Trelawny of the Wells - Canberra Rep

Review by John Lombard

Pinero's "Trelawny of the Wells" is that very British school of play, the one that deals with the possibility and impossibility of moving between social classes.

Young actress Rose Trelawny (Alessandra Kron), star of the melodramatic Wells theatre, has won the heart of heir to both title and wealth Arthur Gower (Henry Strand). 

On the sound advice of her mother to quit acting if she finds an appropriate swain, she agrees to marry the young lord and adopt a new lifestyle as a genteel lady.  When the play opens her theatrical friends have put together a farewell feast, a last supper before her life becomes secure but much less interesting.

The play has an extraordinary lightness of touch, even sentimentality, that feels like a modern romantic comedy: if it was a film, it would fit on the DVD shelf very comfortably next to Notting Hill and Love Actually.  A more morbid or cynical playwright could have found tragedy in Trelawny's scramble to change herself, but Pinero is determined for there to be a happy ending, and will bless his characters with outrageous good fortune to bring that about.

Pinero is also interested in the transition between the melodramatic theatre of the 1860s to the more realistic style of theatre represented by Ibsen, with aspiring playwright Tom Wrench (Robert de Fries) his mouthpiece on this topic, articulating Pinero's own ideas about what theatre should be.

The massive cast is adroitly handled by director Tony Turner, with each character in crowded scenes such as the opening luncheon aware of their purpose, but without pulling focus.  Turner also employs freeze-frame tableaus to focus on particular conversations that might be lost in the chaos of activity on stage.  The size of the cast made the confidence of the characterisations even more impressive.

The play is a kind of intersection of Dickens and Wilde, with the theatre folk bold and lusty while the aristocrats potter in absurd circles of their own making.  Kron as Rose struck the right note of belonging to two worlds, and showed how she changed over the course of the play, while Strand was very likeable as her innocent but sincere lover.  The huge ensemble was consistently believable, whether Rob DeFries undeplaying Tom Wrench's romantic subplot, Jess Waterhouse's dynamic performance as Avonia Bunn, or Nikki Lyn Hunter's grand but amusing turn as the imperious Mrs.

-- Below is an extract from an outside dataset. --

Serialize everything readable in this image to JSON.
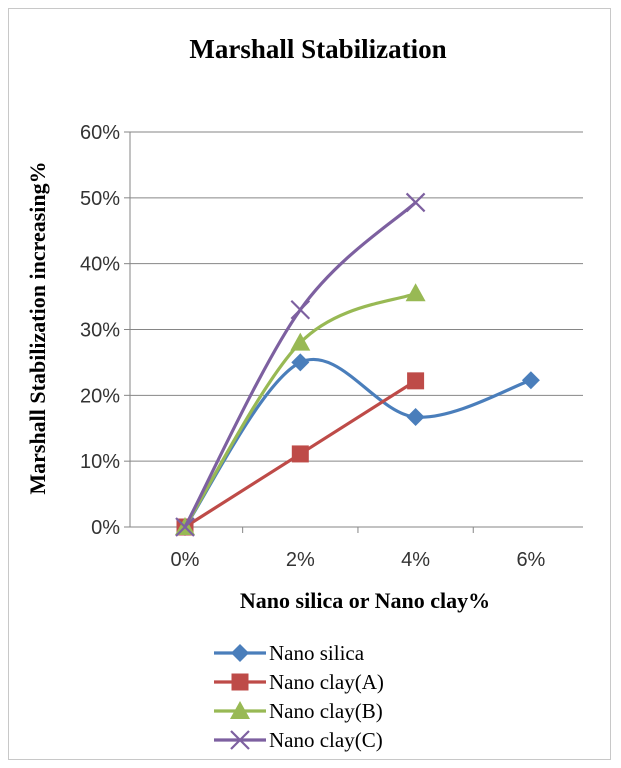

Telfer.

Jerry Hearn as Sir William Gower represented the play's attitude to the upper class, presenting the demanding and imperious lord first as an outrageous caricature but ultimately softening him, with his highlight a very arch scene where he rhapsodises on the acting of the legendary but bombastic star Edmund Kean.

As preoccupied with actors and their issues as it is, it is a surprise that this play is not performed more often, especially since its delicate, affectionate humour still resonates.  This is very much a play for actors, but fortunately one the audience can enjoy as well, with the romantic, social, and sometimes financial problems of the characters having universal appeal.

The only real flaw this production has is that the script is garrulous.  While it has already been substantially trimmed by Turner, some scenes drag too long, for example a toast sequence where the joke of the toast's length outstays its welcome.  Worst of all in the climax, where the play rehearsal scene makes its point but then just marches on, draining the play of tension at the point where we should be most excited.

Nonetheless Rep's production of "Trelawny of the Wells" is delightful, a vivid character-driven comedy that coaxes you into its sympathetic world, and when the inevitably happy ending comes you will cheer for the two lovers locked in a stage kiss that feels as long as the toasts made to celebrate their union.